Ale, Magu and Jorge go on a trip to visit their friend Apolo at his family's farm for a weekend of fun. At the same time, Sebastiao and his younger brother Luciano are getting ready to perform the spiritual ritual their family has been tasked with every nine months, for centuries. On the night the two groups meet, they find out that what they thought were scary tales becomes more than real. It is now up to them to prevent evil to be born and take over the world.
Pedro Caetano, Pedro Carvalho, Mariana Cortines, Felipe Frazão, Diego Goullart, Ivo Müller, Sidney Santiago, Clara Verdier
The plot is described thus: Three teenagers go to visit a friend at his old farmhouse for the weekend. What they didn’t expect was to be stuck in the middle of a centenary war between good and evil…

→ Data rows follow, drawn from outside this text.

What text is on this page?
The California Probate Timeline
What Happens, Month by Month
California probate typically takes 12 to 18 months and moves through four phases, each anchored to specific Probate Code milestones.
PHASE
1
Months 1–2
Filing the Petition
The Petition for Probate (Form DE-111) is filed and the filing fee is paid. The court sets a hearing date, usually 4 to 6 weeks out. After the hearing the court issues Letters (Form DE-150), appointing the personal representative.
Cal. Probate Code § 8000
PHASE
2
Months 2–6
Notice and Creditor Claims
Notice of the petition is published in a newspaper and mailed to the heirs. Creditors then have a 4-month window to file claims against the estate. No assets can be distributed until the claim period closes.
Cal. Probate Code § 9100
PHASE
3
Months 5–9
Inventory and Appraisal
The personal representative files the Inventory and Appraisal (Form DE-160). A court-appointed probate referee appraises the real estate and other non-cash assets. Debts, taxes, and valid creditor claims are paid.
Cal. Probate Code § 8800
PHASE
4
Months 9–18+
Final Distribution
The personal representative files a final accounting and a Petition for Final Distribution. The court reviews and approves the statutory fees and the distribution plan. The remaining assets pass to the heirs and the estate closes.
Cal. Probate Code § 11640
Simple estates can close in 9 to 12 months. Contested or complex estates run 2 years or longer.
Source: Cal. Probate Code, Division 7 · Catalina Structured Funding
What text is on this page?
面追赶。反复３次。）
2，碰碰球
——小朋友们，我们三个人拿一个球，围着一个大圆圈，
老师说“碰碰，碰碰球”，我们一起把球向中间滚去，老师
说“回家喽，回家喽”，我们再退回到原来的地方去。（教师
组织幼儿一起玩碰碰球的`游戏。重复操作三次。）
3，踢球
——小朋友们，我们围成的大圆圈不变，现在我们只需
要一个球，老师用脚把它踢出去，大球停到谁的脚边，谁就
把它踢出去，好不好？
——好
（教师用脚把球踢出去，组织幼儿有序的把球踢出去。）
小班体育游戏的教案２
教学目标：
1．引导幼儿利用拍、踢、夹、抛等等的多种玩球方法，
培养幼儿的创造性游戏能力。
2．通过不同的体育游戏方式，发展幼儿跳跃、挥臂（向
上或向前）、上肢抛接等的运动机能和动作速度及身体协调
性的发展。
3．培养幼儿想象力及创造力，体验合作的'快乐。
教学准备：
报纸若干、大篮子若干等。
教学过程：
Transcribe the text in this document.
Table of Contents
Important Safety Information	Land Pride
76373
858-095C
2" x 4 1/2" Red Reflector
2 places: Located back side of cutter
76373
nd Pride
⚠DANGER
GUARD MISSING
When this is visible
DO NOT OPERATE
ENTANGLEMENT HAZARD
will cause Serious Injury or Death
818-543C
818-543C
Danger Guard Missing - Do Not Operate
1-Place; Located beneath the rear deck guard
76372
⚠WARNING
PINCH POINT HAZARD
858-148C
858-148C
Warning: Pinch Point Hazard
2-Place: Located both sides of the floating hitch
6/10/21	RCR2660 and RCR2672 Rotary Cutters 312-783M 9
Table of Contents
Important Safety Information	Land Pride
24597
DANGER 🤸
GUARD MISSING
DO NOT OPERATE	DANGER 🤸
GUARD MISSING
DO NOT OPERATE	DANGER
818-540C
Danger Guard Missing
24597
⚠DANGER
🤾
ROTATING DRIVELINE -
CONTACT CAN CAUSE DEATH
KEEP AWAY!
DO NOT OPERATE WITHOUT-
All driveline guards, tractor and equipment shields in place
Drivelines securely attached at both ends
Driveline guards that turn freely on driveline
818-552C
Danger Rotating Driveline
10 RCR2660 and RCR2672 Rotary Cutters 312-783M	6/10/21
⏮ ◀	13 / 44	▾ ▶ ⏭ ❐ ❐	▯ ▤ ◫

I mention the official ‘blurb’ because whilst this is a loud, relentless, frightening tour-de-force, the storyline becomes baffling on more than one occasion. There are so many twists and turns and revelations (especially towards the end) that the viewer ends up very satisfied but perplexed.
Apolo (Pedro Carvalho) invites his three friends for a visit at his farm. The building has a history – in the past, it was a slave plantation that also cultivated colonies of bees and sold honey (leading to some comparisons between the hierarchy of bees and the puritanical abuse of lower classes – slaves, in other words). In the basement, Apolo has set up a ceremony to free the spirit of a baby’s tortured soul. The child is the result of a slave owner, known enigmatically as The Honey Baron, impregnating the mother of one of his subjects, who later killed the child. Two descendants of long-dead slave Bento (Sidney Santiago), Sebastião and his younger brother Luciano, raise Bento from the dead and together they travel to the farm to halt proceedings, knowing if the child is resurrected, then so is The Honey Baron.
The sensitive Ale (Mariana Cortines), who is no stranger to hearing voices in her head anyway (and takes medication for this unspecified condition), is subject to some horrifying moments as the spirit appears to seek possession of her. Her friend Maria (Clara Verdier) probably suffers the most, and her relationship with the truly horrifying Honey Baron might well promise nightmares yet to come …
There aren’t many Brazilian horror films. I’m not sure why this is. Would ‘The Fostering’ have benefitted from some extra clarity? Possibly not. The chaos of the imagery (Directors Rodrigo Gasparini and Dante Vescio are unafraid to use limited colour close-ups as a disorientating effect) and constant subverting of expectations helps induce a memorable series of events that demand scrutiny long after the film has ended.